A consolidated catalog of recent migrations lives in Migrations.
Runs as journal projections
Since migration 61, the legacy agent_runs row no longer exists; a “run” is a logical aggregate over journal entries that share a trace_id (which equals the run id). The lifecycle emits five typed entries — run.started, run.completed, run.failed, run.cancelled, run.timeout — at every transition; journal.ListRuns reconstructs the row shape via GROUP BY trace_id, and journal.RunStats rolls up KPIs the same way. Trace-id propagation through goroutines is explicit: handlers attach the id to context with journal.WithRunID(ctx, runID) and emitters extract it via RunIDFromContext(ctx). The noop emitter loudly errors on run.* types, so a misconfigured wiring fails immediately rather than silently dropping observability.
The /journal UI exposes this via a tab strip — Timeline | Runs | Stats — backed by the same SSE stream and the same FTS5 index (?q= does a server-side MATCH against summary + payload). Card enrichment (palette colours and lucide icons for crew/agent/mission chips) comes from a workspace-scoped lookup map at GET /api/v1/journal/lookup, fetched once and invalidated by realtime events. See Crew Journal.

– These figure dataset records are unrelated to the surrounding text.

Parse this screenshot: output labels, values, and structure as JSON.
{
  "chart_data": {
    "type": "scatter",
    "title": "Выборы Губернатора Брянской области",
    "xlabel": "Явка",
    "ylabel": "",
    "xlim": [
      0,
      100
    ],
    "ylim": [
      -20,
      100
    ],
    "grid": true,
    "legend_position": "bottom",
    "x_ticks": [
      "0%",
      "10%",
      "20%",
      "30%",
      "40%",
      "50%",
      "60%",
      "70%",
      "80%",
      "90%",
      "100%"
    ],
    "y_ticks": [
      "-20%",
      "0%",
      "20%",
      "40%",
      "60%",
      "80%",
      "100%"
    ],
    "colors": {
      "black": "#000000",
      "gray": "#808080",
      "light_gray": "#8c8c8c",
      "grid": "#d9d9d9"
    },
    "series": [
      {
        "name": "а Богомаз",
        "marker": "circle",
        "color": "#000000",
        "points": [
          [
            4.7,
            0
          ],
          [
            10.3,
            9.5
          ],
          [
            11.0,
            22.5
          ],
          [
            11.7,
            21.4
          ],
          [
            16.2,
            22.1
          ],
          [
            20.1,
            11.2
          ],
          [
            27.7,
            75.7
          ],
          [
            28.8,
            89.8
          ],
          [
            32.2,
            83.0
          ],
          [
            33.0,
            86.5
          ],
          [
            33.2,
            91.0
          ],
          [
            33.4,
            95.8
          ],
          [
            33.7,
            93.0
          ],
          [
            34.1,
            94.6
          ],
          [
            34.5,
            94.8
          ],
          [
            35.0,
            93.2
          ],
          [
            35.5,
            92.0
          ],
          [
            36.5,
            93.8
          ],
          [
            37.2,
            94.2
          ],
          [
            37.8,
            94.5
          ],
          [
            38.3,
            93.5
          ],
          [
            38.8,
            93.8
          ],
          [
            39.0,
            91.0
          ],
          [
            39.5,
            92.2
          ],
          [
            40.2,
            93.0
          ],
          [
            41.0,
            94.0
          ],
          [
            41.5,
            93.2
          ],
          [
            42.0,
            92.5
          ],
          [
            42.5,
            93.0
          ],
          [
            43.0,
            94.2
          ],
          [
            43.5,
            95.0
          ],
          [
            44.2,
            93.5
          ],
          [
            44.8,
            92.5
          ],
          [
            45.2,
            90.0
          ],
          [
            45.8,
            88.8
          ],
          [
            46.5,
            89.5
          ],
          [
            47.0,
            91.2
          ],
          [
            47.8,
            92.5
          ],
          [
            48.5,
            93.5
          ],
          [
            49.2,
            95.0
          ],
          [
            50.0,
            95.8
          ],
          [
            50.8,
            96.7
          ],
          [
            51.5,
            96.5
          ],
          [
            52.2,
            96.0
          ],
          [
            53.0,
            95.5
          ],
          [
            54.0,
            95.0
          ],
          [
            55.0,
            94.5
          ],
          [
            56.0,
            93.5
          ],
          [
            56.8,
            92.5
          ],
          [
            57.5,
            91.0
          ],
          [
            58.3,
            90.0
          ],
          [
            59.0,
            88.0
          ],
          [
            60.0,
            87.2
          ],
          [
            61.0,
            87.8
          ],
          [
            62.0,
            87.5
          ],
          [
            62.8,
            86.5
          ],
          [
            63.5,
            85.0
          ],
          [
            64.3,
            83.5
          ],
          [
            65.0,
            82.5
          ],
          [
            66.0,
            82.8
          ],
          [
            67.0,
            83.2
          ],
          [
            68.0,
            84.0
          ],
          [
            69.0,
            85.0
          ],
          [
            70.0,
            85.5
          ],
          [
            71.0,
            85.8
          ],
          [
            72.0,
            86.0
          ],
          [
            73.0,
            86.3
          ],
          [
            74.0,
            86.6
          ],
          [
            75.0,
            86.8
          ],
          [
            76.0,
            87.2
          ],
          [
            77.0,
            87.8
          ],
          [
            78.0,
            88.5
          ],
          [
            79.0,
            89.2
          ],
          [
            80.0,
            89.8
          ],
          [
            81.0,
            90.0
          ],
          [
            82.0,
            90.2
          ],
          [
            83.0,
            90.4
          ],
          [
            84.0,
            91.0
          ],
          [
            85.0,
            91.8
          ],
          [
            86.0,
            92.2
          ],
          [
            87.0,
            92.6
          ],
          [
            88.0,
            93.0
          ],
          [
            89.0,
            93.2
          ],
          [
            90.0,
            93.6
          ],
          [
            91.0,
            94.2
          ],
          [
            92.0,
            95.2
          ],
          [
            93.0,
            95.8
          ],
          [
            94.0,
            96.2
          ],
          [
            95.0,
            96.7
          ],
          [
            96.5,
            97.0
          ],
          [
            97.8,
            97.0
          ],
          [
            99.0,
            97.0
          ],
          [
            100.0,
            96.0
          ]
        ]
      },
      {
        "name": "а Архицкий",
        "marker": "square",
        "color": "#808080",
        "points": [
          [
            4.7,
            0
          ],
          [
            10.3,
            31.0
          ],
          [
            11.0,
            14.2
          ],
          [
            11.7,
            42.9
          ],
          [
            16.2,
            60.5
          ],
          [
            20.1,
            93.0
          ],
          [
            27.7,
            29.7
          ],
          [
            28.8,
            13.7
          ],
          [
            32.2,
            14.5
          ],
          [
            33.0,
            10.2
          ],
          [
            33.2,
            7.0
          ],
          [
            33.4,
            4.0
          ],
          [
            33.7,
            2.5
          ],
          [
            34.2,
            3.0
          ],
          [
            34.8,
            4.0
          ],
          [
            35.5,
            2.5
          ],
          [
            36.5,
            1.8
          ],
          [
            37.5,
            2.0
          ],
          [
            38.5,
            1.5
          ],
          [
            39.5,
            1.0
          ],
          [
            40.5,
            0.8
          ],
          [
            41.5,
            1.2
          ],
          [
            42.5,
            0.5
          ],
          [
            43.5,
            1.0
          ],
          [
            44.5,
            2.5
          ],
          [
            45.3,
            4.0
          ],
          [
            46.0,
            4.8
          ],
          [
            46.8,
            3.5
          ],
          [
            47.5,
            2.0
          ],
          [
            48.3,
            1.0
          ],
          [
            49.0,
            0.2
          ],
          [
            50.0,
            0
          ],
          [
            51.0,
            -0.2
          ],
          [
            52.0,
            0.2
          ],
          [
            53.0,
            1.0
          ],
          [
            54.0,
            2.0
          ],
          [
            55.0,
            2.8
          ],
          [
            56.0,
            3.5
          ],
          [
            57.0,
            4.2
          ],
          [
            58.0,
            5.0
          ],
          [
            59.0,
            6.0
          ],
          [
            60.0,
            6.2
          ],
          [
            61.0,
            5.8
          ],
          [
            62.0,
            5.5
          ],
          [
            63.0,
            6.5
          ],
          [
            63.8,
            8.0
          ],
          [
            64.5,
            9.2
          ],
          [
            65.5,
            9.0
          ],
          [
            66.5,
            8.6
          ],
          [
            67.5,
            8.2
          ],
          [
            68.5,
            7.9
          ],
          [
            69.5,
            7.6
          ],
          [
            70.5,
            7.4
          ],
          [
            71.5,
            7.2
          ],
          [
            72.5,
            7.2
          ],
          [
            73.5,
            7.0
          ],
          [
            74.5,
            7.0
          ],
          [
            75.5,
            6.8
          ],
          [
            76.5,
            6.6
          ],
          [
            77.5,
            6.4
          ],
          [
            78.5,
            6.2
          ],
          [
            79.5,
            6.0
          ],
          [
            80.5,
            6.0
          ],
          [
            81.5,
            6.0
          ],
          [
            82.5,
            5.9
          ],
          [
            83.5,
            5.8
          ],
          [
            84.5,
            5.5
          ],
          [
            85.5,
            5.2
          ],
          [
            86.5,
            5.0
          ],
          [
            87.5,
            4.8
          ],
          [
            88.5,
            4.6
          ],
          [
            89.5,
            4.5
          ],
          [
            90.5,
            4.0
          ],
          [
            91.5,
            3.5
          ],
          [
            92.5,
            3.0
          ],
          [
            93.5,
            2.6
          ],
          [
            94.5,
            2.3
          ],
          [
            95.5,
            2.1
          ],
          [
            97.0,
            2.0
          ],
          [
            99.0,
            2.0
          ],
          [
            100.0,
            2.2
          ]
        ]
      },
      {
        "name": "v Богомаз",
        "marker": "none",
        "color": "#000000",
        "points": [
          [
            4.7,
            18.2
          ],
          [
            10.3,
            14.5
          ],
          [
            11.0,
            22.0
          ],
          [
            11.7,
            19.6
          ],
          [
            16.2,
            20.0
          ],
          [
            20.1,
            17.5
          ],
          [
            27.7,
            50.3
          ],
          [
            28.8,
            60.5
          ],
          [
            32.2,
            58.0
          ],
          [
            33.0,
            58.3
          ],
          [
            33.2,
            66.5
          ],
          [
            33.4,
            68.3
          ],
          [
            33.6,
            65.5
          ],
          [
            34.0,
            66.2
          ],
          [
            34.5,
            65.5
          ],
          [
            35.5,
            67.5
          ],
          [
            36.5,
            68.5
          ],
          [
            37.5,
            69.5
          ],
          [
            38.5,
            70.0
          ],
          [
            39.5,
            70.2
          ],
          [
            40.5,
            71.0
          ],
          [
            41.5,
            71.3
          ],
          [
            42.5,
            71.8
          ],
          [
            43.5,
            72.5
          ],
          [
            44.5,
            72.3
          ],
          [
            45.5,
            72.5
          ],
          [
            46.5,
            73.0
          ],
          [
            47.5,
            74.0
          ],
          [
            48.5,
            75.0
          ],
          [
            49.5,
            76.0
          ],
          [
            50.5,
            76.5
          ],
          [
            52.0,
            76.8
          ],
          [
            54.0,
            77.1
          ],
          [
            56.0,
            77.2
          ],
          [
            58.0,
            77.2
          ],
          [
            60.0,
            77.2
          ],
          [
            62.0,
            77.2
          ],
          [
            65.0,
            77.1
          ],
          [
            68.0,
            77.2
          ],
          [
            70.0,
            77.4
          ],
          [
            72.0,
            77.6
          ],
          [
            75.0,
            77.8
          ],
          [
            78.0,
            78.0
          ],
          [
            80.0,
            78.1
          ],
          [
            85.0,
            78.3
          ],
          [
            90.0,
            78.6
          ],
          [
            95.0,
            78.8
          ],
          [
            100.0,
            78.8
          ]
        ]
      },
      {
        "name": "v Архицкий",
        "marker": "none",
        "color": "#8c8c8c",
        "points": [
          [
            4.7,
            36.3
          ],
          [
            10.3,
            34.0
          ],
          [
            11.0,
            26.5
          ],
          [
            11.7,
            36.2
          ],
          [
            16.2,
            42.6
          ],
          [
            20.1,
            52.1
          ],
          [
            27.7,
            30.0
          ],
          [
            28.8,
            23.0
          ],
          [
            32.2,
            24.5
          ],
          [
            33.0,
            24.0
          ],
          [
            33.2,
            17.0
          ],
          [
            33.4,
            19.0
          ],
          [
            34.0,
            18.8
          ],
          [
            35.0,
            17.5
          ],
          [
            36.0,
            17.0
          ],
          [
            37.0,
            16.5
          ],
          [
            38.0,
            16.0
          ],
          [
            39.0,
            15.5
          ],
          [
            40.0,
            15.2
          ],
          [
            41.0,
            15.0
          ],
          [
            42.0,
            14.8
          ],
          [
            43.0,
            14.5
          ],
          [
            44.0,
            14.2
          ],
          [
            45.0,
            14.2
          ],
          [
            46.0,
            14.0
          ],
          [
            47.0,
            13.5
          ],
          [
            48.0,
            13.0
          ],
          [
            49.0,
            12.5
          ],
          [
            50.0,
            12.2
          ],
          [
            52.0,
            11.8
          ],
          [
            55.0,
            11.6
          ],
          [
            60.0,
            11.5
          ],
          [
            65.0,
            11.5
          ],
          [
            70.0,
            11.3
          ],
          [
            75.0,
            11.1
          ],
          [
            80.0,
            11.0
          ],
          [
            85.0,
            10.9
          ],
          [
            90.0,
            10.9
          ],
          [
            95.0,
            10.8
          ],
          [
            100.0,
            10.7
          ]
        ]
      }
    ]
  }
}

Container snapshots — declared intent vs actual state
devcontainer.json is what the operator declares the container should look like. container.snapshot journal entries record what the container actually looks like after agents have finished a session running apt-get install, pip install, or npm install. The internal/containerstate package probes dpkg-query -W, pip freeze, npm ls -g --json, and /etc/os-release after every successful exec; the snapshot is hashed, and the orchestrator emits an entry only when the hash changes — so a quiet session is free. Missing probes (e.g. no pip in a Node-only image) are soft-fail and produce empty package lists rather than errors. See Devcontainers.
Journal emitter wiring
The production *journal.Writer is built once at server boot and exposed via Router.Journal(). Handlers take it through a SetJournal setter (collapses nil to noopEmitter{}) so they never nil-panic on audit emits. Call sites emit without checking:
_, _ = h.journal.Emit(ctx, journal.Entry{...})
The telemetry package’s RegisterJournalResolver() ties OTel span context into the emit path so every entry carries trace_id / span_id when telemetry is configured.